Nicht vergessen, die Hände gründlich zu waschen. Oder überhaupt

Hände waschen als Herausforderung klingt lächerlich im Vergleich zu dem, was in Europa passiert. Aber selbst diese Aufgabe scheint in der ersten Woche unseres Aufenthalts schier unmöglich. Teilweise können wir uns tagelang nicht die Hände mit Seife waschen. In Restaurants, Hostels und touristischen Orten finden wir quasi nie Seife. Von dreißig Sekunden mehrmals täglich gründlich mit Seife waschen sind wir weit entfernt. Nach ein paar Tagen entschließen wir uns, unser Shampoo zur Hilfe zu nehmen, und es als Seife umzufunktionieren.
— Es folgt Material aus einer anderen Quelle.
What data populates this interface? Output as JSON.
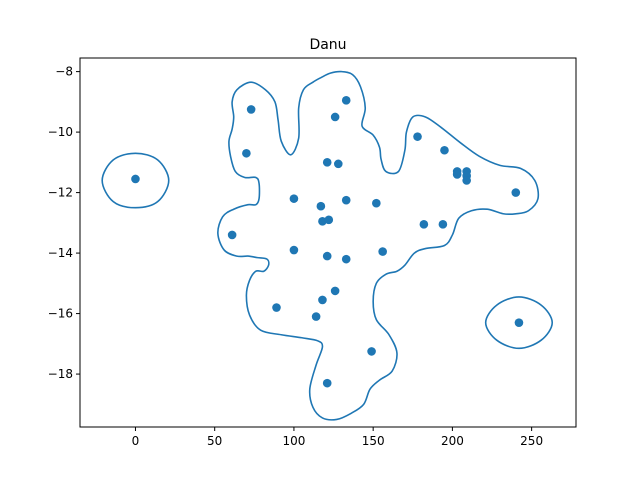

Nein, in einem Land ohne Seife wollen wir in den nächsten Monaten nicht gegen Corona kämpfen und schaffen es schließlich zum Flughafen. Von 1,5 Meter Abstand ist hier natürlich nicht zu sprechen,und selbst auf der Flughafentoilette ist der Seifenspender leer. Unser Hostelrezeptionist, der mit dem Freund am Flughafen, der ja schon geschlossen sein soll, erzählt uns von der neuesten Strategie, den Virus zu bekämpfen: von nun an muss jeder ein Desinfektionsmittel mit sich tragen. Keine Ahnung wo man die noch herbekommen soll.